The Pentagon is rolling back some of its stringent restrictions on travel, allowing for more permanent change of station moves and deployments, saying that the measures have largely spared the military from the COVID-19 outbreak.

“There’s been a lot of death, pain, suffering throughout the entire country,” Chairman of the Joint Chiefs of Staff Gen. Mark Milley said during a virtual town hall May 28. “So the Secretary and the Department of Defense took those measures that were very strict in order to protect the force, and to protect the families, and it was exactly the right thing to do. Those efforts have proven to be effective.”

The Pentagon in mid-March ordered movement of troops and families to stop, a step that meant longer deployments and prevented families from moving to new bases. During the town hall, Milley, Defense Secretary Mark Esper, and Senior Enlisted Advisor to the Chairman of the Joint Chiefs of Staff Ramón Colón-López faced repeated questions from service members and families about the extended impact of the stop movement order.

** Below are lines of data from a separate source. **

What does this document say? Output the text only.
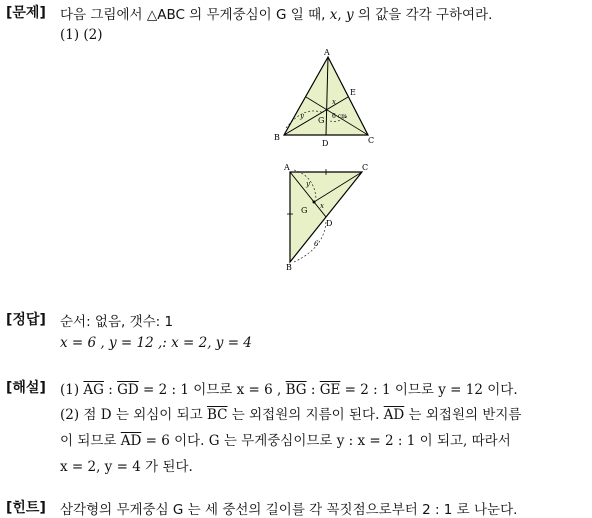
[문제] 다음 그림에서 △ABC 의 무게중심이 G 일 때, x, y 의 값을 각각 구하여라.
(1) (2)
A
B	C
D
E
G
x
y	6 cm
A	C
B
D
G x
y
6
[정답] 순서: 없음, 갯수: 1
x = 6 , y = 12 ,: x = 2, y = 4
[해설] (1) $\overline{AG}$ : $\overline{GD} = 2$ : 1 이므로 x = 6 , $\overline{BG}$ : $\overline{GE} = 2$ : 1 이므로 y = 12 이다.
(2) 점 D 는 외심이 되고 $\overline{BC}$ 는 외접원의 지름이 된다. $\overline{AD}$ 는 외접원의 반지름
이 되므로 $\overline{AD} = 6$ 이다. G 는 무게중심이므로 y : x = 2 : 1 이 되고, 따라서
x = 2, y = 4 가 된다.
[힌트] 삼각형의 무게중심 G 는 세 중선의 길이를 각 꼭짓점으로부터 2 : 1 로 나눈다.
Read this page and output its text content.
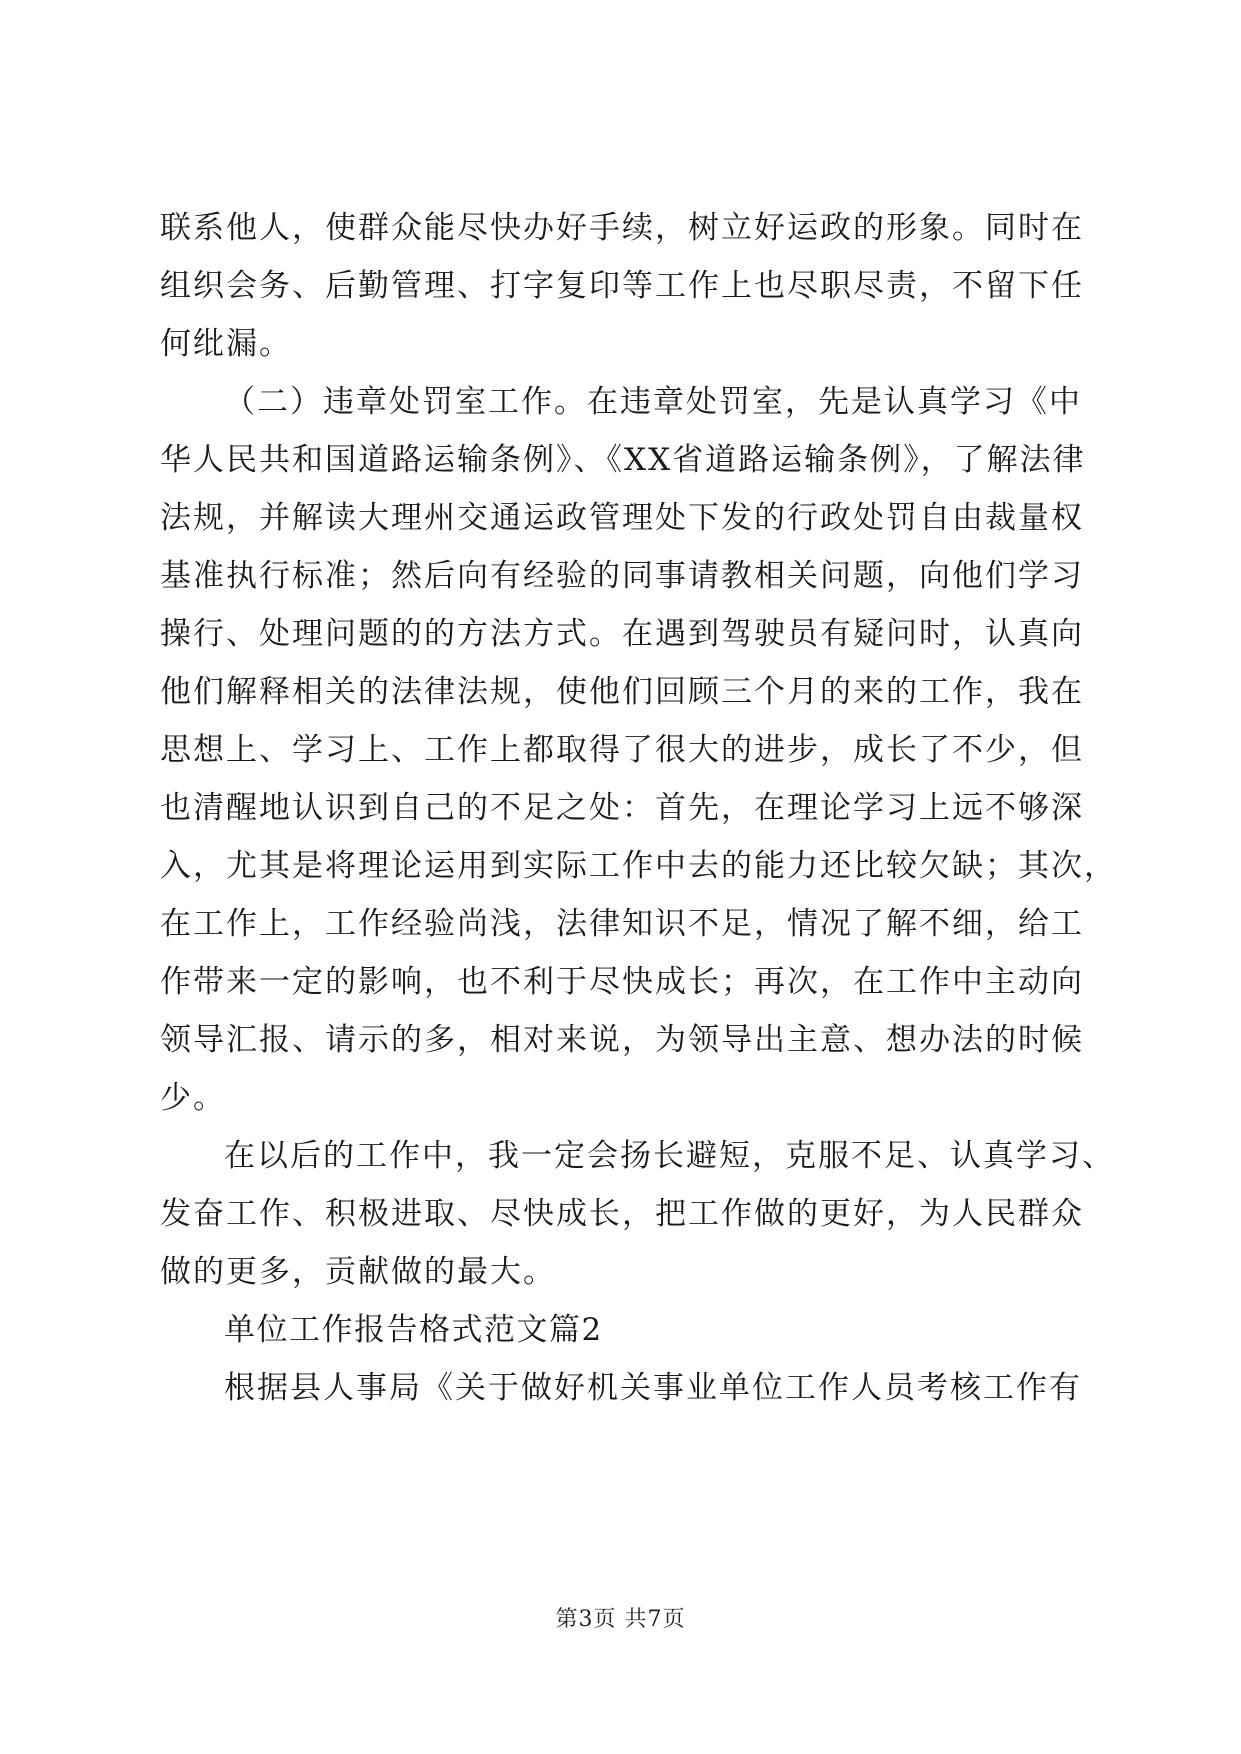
联系他人，使群众能尽快办好手续，树立好运政的形象。同时在
组织会务、后勤管理、打字复印等工作上也尽职尽责，不留下任
何纰漏。
（二）违章处罚室工作。在违章处罚室，先是认真学习《中
华人民共和国道路运输条例》、《XX省道路运输条例》，了解法律
法规，并解读大理州交通运政管理处下发的行政处罚自由裁量权
基准执行标准；然后向有经验的同事请教相关问题，向他们学习
操行、处理问题的的方法方式。在遇到驾驶员有疑问时，认真向
他们解释相关的法律法规，使他们回顾三个月的来的工作，我在
思想上、学习上、工作上都取得了很大的进步，成长了不少，但
也清醒地认识到自己的不足之处：首先，在理论学习上远不够深
入，尤其是将理论运用到实际工作中去的能力还比较欠缺；其次，
在工作上，工作经验尚浅，法律知识不足，情况了解不细，给工
作带来一定的影响，也不利于尽快成长；再次，在工作中主动向
领导汇报、请示的多，相对来说，为领导出主意、想办法的时候
少。
在以后的工作中，我一定会扬长避短，克服不足、认真学习、
发奋工作、积极进取、尽快成长，把工作做的更好，为人民群众
做的更多，贡献做的最大。
单位工作报告格式范文篇2
根据县人事局《关于做好机关事业单位工作人员考核工作有
第3页 共7页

One soldier who has been deployed two months longer than planned expressed concerns about his extended time away from family.

“It’s for his safety, and for the safety of his family,” Milley said about the policy keeping forces in place. “In fact, it’s for the safety of all the force that we put in very, very strict travel restrictions.”

Since the COVID-19 pandemic begin, three uniformed service members have died of the disease caused by the new coronavirus. All told, there have been 9,352 cumulative cases, including military members, civilians, dependents, and contractors. Of these, 5,216 have recovered. Compared to the broader population, the military has not been impacted as greatly, Milley said.

With some positive trends, the military is starting to lift movement restrictions. Bases can begin accepting personnel if they meet a set of criteria that includes two weeks of sustained reduction in COVID-19 cases, according to new policy released last week.

In the near term, the Pentagon is also looking at shortening the amount of time personnel need to be in quarantine. Currently, forces quarantined for deployments, for example, remain in that position for 14 days, but the department is considering shortening that to 10 days, Esper said.

“We all want to get back to normal or a new normal as soon as possible,” Esper said. “We’ve all been cooped up at home. We’ve placed restrictions on our own movement. We’ve practiced, day in and day out, social distancing. Our families are feeling the same thing … We all face these unique situations. We are all anxious to get on with things as best we can as well. … It’s is all about protecting our force, our people.”